The kids were amazing. Enthusiastic and knowledgeable, they were all in the range of 7-12 years old, and had a good deal of knowledge about the rings of Saturn, the clouds of Jupiter, the nature and size of the Great Red Spot (unfortunately lurking on the other side of Jupiter at the time). They were excited to see these things with their own eyes. One little girl even asked where Sedna was! (Luckily I knew, even if my scope couldn’t show it). I wish there was some way to keep this enthusiasm going in later years, by the time my students reach me in second and third year Uni, their enthusiasm for things scientific has just about vanished.

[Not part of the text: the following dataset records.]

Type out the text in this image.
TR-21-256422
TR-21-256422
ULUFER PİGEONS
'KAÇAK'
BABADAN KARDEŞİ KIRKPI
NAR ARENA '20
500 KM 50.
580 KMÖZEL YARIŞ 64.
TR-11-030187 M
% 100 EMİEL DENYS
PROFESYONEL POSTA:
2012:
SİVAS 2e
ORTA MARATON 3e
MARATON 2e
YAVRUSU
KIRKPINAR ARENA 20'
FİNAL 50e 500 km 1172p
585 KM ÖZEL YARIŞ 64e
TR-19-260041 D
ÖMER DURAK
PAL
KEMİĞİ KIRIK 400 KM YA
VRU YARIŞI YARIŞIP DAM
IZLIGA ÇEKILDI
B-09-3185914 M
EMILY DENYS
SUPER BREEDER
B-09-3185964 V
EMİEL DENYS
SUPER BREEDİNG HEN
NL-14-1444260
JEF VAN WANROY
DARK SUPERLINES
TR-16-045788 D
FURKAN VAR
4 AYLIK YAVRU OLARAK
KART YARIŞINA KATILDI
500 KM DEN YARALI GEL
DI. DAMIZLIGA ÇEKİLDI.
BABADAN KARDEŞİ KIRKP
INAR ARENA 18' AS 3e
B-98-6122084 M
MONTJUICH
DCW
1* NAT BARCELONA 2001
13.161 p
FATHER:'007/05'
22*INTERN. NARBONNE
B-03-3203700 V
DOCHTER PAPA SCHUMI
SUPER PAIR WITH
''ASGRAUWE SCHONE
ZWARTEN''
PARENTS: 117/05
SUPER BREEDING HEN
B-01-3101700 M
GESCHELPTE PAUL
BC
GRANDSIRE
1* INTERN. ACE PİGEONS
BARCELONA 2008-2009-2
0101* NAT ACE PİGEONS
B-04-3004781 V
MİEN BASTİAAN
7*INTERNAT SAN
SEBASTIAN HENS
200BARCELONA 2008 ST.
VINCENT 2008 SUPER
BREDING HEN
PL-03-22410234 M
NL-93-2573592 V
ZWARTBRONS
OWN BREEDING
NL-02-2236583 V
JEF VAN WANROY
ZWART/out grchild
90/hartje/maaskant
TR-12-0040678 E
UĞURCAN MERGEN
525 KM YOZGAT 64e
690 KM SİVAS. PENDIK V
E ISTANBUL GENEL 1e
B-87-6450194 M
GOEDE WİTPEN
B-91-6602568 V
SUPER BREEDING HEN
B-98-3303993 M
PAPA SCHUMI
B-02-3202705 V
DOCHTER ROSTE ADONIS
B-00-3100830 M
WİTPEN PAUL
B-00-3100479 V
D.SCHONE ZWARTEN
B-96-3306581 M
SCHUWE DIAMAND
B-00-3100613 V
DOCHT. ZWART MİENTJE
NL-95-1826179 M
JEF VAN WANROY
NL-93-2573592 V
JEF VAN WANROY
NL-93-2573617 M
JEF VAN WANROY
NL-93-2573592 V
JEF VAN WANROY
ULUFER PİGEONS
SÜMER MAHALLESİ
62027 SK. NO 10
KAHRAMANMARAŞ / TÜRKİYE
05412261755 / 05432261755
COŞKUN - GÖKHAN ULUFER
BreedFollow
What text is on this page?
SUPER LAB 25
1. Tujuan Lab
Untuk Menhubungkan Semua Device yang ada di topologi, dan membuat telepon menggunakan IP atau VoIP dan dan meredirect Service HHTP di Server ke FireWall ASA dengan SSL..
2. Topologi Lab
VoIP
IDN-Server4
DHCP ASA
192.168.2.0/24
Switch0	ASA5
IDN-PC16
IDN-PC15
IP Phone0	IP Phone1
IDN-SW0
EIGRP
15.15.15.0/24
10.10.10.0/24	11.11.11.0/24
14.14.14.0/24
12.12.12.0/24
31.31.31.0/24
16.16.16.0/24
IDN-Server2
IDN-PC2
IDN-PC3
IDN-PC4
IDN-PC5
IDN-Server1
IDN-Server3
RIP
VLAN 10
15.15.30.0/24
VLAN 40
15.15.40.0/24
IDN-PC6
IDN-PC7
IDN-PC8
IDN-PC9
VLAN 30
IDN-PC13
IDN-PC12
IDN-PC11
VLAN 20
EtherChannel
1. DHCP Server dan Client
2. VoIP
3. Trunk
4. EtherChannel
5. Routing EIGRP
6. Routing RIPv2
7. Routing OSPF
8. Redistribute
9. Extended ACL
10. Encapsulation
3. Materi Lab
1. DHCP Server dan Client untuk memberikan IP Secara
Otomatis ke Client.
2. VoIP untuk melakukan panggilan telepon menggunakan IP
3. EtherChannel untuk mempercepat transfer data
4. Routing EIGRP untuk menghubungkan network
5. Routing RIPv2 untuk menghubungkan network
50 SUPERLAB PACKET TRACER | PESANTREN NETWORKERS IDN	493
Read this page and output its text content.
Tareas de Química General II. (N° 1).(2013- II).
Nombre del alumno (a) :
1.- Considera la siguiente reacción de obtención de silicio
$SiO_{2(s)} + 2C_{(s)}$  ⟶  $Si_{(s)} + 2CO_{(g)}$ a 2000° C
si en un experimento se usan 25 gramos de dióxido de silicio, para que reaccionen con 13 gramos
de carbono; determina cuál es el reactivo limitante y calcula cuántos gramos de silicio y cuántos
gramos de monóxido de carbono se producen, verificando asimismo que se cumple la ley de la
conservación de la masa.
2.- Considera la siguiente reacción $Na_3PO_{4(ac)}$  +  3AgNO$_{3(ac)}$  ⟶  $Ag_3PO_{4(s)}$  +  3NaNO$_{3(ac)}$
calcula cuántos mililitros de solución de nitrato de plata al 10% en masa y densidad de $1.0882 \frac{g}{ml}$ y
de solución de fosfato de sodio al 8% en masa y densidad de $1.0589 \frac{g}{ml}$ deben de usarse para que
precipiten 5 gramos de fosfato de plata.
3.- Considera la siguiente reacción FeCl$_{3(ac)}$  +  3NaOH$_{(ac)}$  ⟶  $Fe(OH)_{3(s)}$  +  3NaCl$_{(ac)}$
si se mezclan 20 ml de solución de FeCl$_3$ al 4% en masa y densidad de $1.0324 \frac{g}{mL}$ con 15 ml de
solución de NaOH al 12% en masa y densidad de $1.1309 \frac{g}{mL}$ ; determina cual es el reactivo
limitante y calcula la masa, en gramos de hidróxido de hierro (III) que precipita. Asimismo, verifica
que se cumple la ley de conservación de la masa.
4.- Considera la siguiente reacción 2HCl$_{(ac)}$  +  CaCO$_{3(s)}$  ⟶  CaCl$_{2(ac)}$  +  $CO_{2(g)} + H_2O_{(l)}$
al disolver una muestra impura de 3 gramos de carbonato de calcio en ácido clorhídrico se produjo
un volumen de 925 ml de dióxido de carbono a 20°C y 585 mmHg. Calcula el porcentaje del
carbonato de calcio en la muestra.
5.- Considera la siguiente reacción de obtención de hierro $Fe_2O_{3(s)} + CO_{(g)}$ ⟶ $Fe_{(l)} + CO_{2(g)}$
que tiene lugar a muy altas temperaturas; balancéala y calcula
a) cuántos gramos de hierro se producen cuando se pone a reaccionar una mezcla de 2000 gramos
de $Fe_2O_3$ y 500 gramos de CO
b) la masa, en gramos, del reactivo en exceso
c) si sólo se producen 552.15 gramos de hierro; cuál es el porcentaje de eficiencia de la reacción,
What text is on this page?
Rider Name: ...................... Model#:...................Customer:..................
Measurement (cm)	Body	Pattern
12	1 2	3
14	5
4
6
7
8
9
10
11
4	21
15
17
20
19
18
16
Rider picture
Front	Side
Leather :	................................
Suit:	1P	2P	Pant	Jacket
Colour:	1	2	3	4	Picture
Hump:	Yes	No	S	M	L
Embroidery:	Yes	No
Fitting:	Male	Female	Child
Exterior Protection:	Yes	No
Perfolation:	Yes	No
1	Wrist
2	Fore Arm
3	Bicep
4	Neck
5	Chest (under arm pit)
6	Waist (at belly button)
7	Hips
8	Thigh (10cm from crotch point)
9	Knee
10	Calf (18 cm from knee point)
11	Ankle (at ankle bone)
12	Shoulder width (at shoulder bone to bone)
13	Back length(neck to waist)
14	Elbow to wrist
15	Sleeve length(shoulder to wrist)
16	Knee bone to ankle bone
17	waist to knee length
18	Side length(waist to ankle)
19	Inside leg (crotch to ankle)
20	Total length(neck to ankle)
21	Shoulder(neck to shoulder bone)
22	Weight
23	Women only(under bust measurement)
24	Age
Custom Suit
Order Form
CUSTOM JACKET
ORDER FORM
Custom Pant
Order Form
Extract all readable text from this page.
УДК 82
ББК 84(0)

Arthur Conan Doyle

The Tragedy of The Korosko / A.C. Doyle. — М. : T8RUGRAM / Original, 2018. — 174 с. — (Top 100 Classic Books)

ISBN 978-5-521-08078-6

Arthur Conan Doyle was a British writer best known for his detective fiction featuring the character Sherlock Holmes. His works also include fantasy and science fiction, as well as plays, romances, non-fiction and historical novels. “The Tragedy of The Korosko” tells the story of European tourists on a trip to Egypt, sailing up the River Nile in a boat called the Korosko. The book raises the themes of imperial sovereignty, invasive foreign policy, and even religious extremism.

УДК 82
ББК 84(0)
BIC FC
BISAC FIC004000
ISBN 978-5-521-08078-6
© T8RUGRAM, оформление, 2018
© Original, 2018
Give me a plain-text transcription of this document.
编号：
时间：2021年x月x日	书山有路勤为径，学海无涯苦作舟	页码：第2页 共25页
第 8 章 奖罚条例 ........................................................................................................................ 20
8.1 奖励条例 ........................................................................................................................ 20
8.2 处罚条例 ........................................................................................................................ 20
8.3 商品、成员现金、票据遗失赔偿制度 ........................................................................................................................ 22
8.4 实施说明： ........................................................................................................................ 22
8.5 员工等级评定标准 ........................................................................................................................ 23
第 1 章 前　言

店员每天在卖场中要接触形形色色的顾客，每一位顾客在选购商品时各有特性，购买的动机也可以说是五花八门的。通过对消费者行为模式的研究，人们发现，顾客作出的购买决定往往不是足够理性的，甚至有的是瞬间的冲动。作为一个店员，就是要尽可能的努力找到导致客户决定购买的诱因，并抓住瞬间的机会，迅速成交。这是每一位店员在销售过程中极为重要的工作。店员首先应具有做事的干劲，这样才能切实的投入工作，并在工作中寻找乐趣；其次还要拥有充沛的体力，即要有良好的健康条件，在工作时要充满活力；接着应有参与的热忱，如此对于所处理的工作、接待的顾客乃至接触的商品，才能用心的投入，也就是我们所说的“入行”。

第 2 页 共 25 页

The adults, in contrast, had abysmal knowledge. They didn’t know Jupiter was bigger than the Earth, where it was in relationship to the Earth and so on. One person asked why you couldn’t see Mars. It had just gone behind a hill, but he thought that you couldn’t see Mars from Earth at anytime. These weren’t stupid people, and they were just as enthusiastic as the kids to see distant worlds through the telescope. However, a world of general knowledge that was presented in their school years, and turns up fairly regularly in the news and news papers (even our local newspaper, barely suitable for wrapping fish and chips in, covers astronomy at monthly intervals), somehow passed them by. It is not as if they were not interested in this sort of stuff, their enthusiasm at the telescope and questions showed that, but evidently they missed out on background knowledge about our solar system (and the stars beyond) that should be understood by everyone. Even the Astrology enthusiast couldn’t locate any of the Zodiacal constellations in the sky.

So if ordinary, reasonably educated and aware people have such appalling knowledge of their own solar system, is it any wonder that some people think that Forensic science isn’t a part of natural science.

Ian’s monthly Astronomy page

(1) From The Witches Children, a story our kids love, the three children in the Story are Oldest One, Middle One and Smallest One, and this got applied to our three. (2) For some reason Oldest Ones puzzles seem to relate to Yugi-Oh card values, but that is for another introspection.